Teachers of history certainly should be familiar with the controversy over the Armenian genocide, its relation to post-World War I history, its salience in European politics today, and its effects on U.S. history (and especially U.S. literature — think William Saroyan, George Deukmejian, etc.). I admit I know very little about Lewis. I don’t know enough about him to make a judgment on whether the charges of the Armenian partisans are fair.

In my previous post I noted the rise of a superstar natural history prof, in England. Here in the U.S. the National Humanities Medal was awarded to nine people and one institution — one of the people is a Nobel Prize winner — and the news sank like a small, round stone in a small pond, without making much of a ripple.

If we can’t name some of the stars among historians and others in the humanities, are we doing our jobs? Are our newspapers and broadcasters doing their jobs if we don’t get this news?

Did President Bush honor a denier of the Armenian genocide? Our future relations with Islamic nations and peoples may depend on the answer. I don’t know. Do you?

Here is Lewis’ biography from the awards press release:

Bernard Lewis is considered by many to be the greatest living historian of the Muslim world. He has pursued his primary interest, the history of the Ottoman Empire, producing groundbreaking works including The Emergence of Modern Turkey, The Political Language of Islam, The Muslim Discovery of Europe, The Jews of Islam, and Islam and the West. His most recent publication is From Babel to Dragomans: Interpreting the Middle East. Other titles by Lewis: The Crisis of Islam: Holy War & Unholy Terror; What Went Wrong: The Clash Between Islam and Modernity in the Middle East; Western Impact and the Middle Eastern Response; A Middle East Mosaic: Fragments of Life, Letters and History; The Multiple Identities of the Middle East; and The Middle East: A Brief History of the Last 2,000 Years. Born in London, England, in 1916, Lewis became attracted to languages and history at an early age. Lewis’s interest in history was stirred thanks to his bar mitzvah ceremony, during which he received as a gift a book on Jewish history. He graduated in 1936 from the then School of Oriental Studies (SOAS, now School of Oriental and African Studies) at the University of London with a B.A. in history with special reference to the Near and Middle East, and obtaining his Ph.D. three years later, also from SOAS, specializing in the history of Islam. During the Second World War, Lewis served in the British Army in the Royal Armoured Corps and Intelligence Corps in 1940-41, and was then attached to a department of the Foreign Office.
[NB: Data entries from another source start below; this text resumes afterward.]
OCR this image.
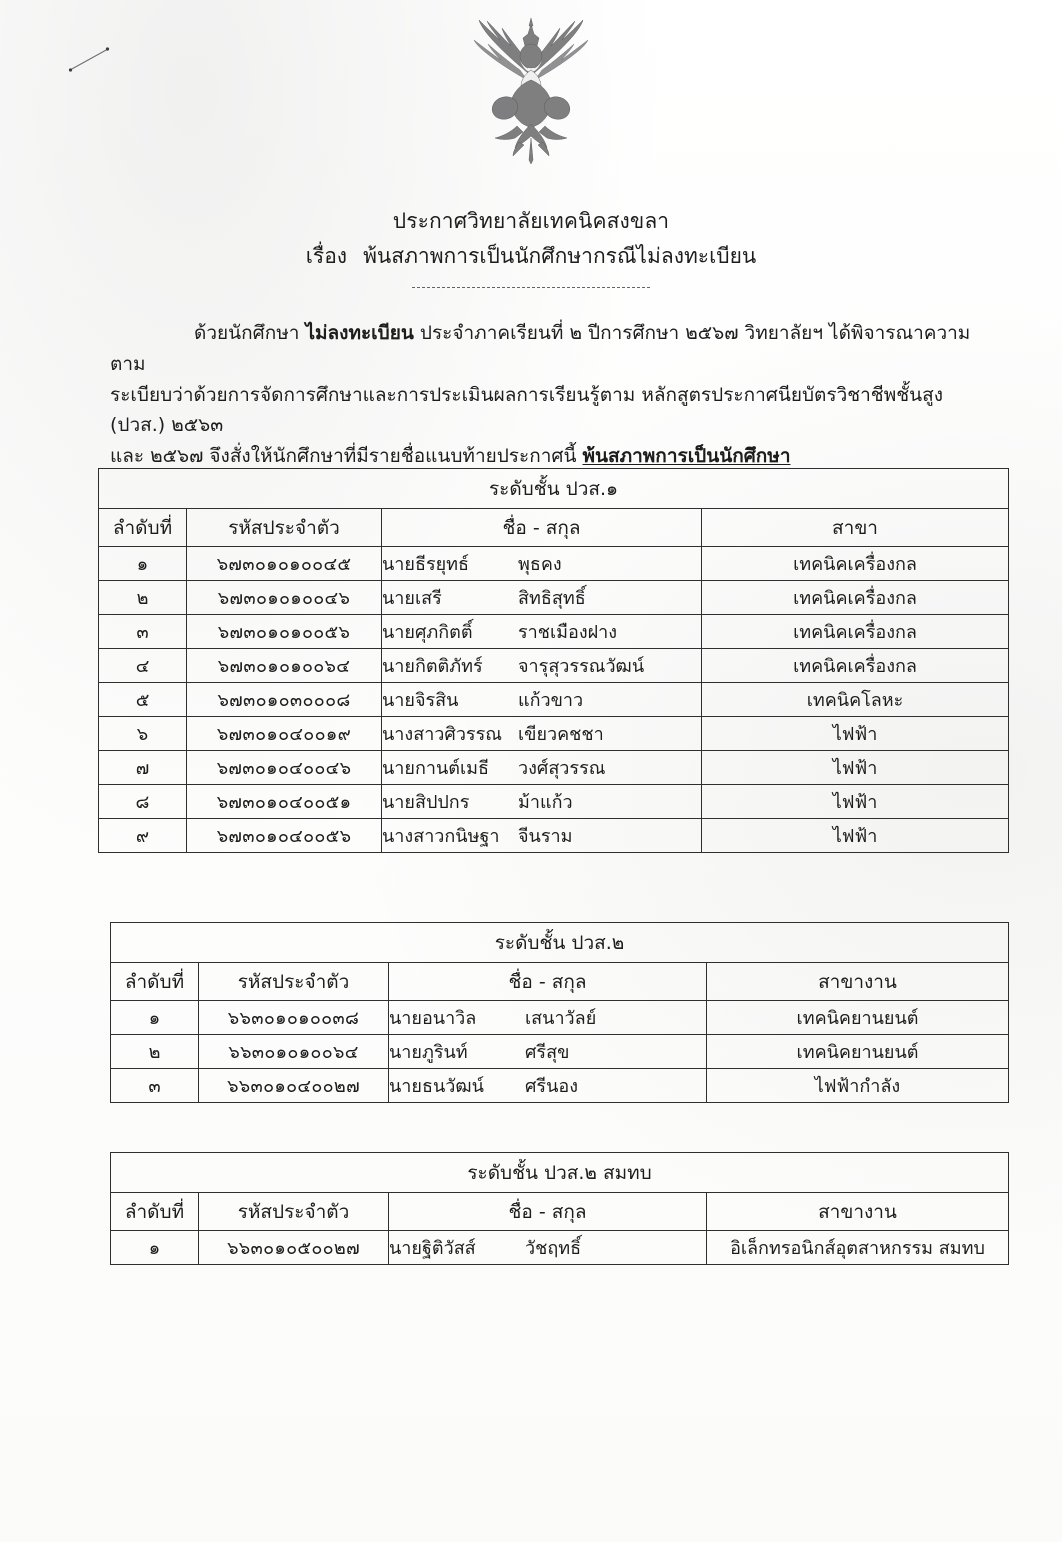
ประกาศวิทยาลัยเทคนิคสงขลา
เรื่อง พ้นสภาพการเป็นนักศึกษากรณีไม่ลงทะเบียน

ด้วยนักศึกษา ไม่ลงทะเบียน ประจำภาคเรียนที่ ๒ ปีการศึกษา ๒๕๖๗ วิทยาลัยฯ ได้พิจารณาความตาม

ระเบียบว่าด้วยการจัดการศึกษาและการประเมินผลการเรียนรู้ตาม หลักสูตรประกาศนียบัตรวิชาชีพชั้นสูง (ปวส.) ๒๕๖๓

และ ๒๕๖๗ จึงสั่งให้นักศึกษาที่มีรายชื่อแนบท้ายประกาศนี้ พ้นสภาพการเป็นนักศึกษา

ระดับชั้น ปวส.๑			
ลำดับที่	รหัสประจำตัว	ชื่อ - สกุล	สาขา
๑	๖๗๓๐๑๐๑๐๐๔๕	นายธีรยุทธ์ พุธคง	เทคนิคเครื่องกล
๒	๖๗๓๐๑๐๑๐๐๔๖	นายเสรี สิทธิสุทธิ์	เทคนิคเครื่องกล
๓	๖๗๓๐๑๐๑๐๐๕๖	นายศุภกิตติ์ ราชเมืองฝาง	เทคนิคเครื่องกล
๔	๖๗๓๐๑๐๑๐๐๖๔	นายกิตติภัทร์ จารุสุวรรณวัฒน์	เทคนิคเครื่องกล
๕	๖๗๓๐๑๐๓๐๐๐๘	นายจิรสิน แก้วขาว	เทคนิคโลหะ
๖	๖๗๓๐๑๐๔๐๐๑๙	นางสาวศิวรรณ เขียวคชชา	ไฟฟ้า
๗	๖๗๓๐๑๐๔๐๐๔๖	นายกานต์เมธี วงศ์สุวรรณ	ไฟฟ้า
๘	๖๗๓๐๑๐๔๐๐๕๑	นายสิปปกร ม้าแก้ว	ไฟฟ้า
๙	๖๗๓๐๑๐๔๐๐๕๖	นางสาวกนิษฐา จีนราม	ไฟฟ้า
ระดับชั้น ปวส.๒			
ลำดับที่	รหัสประจำตัว	ชื่อ - สกุล	สาขางาน
๑	๖๖๓๐๑๐๑๐๐๓๘	นายอนาวิล เสนาวัลย์	เทคนิคยานยนต์
๒	๖๖๓๐๑๐๑๐๐๖๔	นายภูรินท์ ศรีสุข	เทคนิคยานยนต์
๓	๖๖๓๐๑๐๔๐๐๒๗	นายธนวัฒน์ ศรีนอง	ไฟฟ้ากำลัง
ระดับชั้น ปวส.๒ สมทบ			
ลำดับที่	รหัสประจำตัว	ชื่อ - สกุล	สาขางาน
๑	๖๖๓๐๑๐๕๐๐๒๗	นายฐิติวัสส์ วัชฤทธิ์	อิเล็กทรอนิกส์อุตสาหกรรม สมทบ
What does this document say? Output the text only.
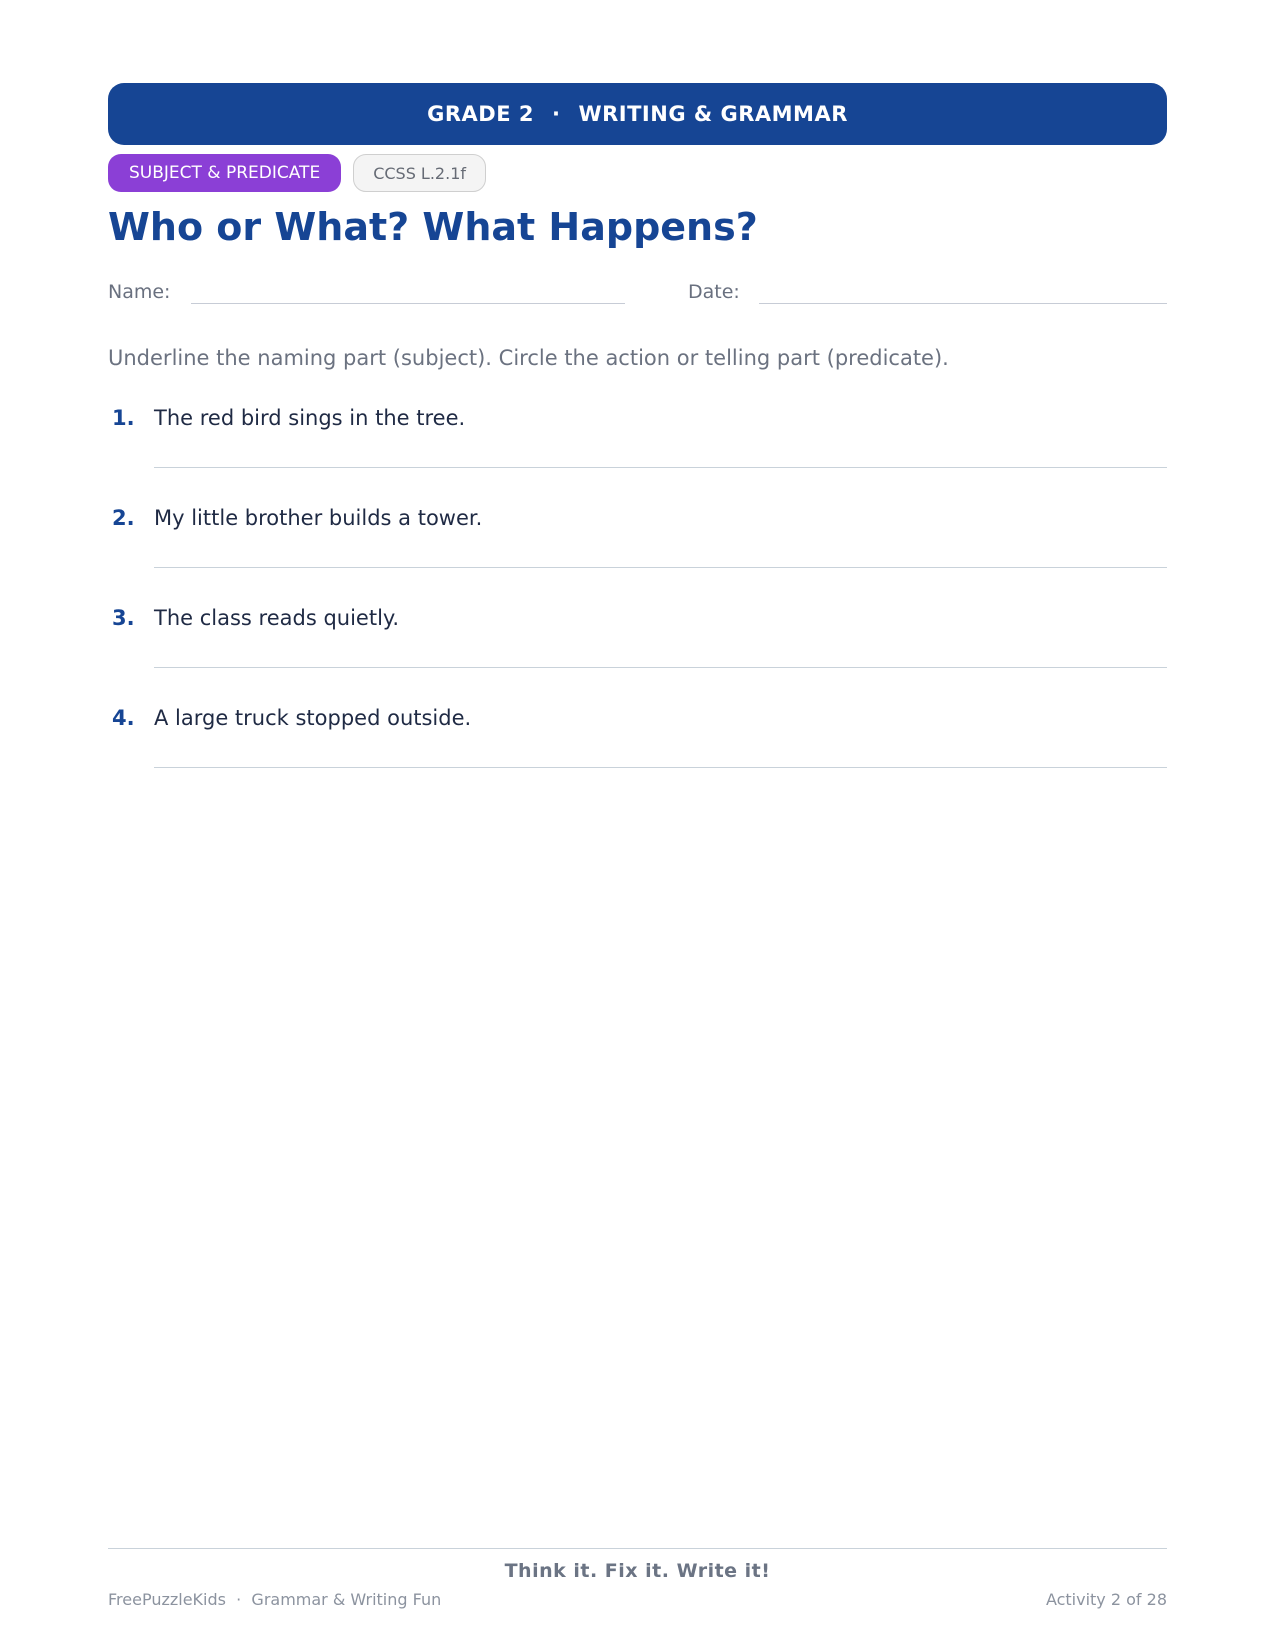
GRADE 2 · WRITING & GRAMMAR
SUBJECT & PREDICATE	CCSS L.2.1f
Who or What? What Happens?
Name:	Date:

Underline the naming part (subject). Circle the action or telling part (predicate).

1. The red bird sings in the tree.
2. My little brother builds a tower.
3. The class reads quietly.
4. A large truck stopped outside.
Think it. Fix it. Write it!
FreePuzzleKids · Grammar & Writing Fun	Activity 2 of 28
After the war he returned to SOAS, and in 1949 he was appointed to the new chair in Near and Middle Eastern history at the age of 33. In 1974 Lewis accepted a joint position at Princeton University and the Institute for Advanced Study, marking the beginning of the most prolific period in his research career. In addition, it was in the United States that Lewis became a public intellectual. After his retirement from Princeton in 1986 as the Cleveland E. Dodge Professor of Near Eastern Studies, Lewis held many visiting appointments. Lewis has been a naturalized citizen of the United States since 1982.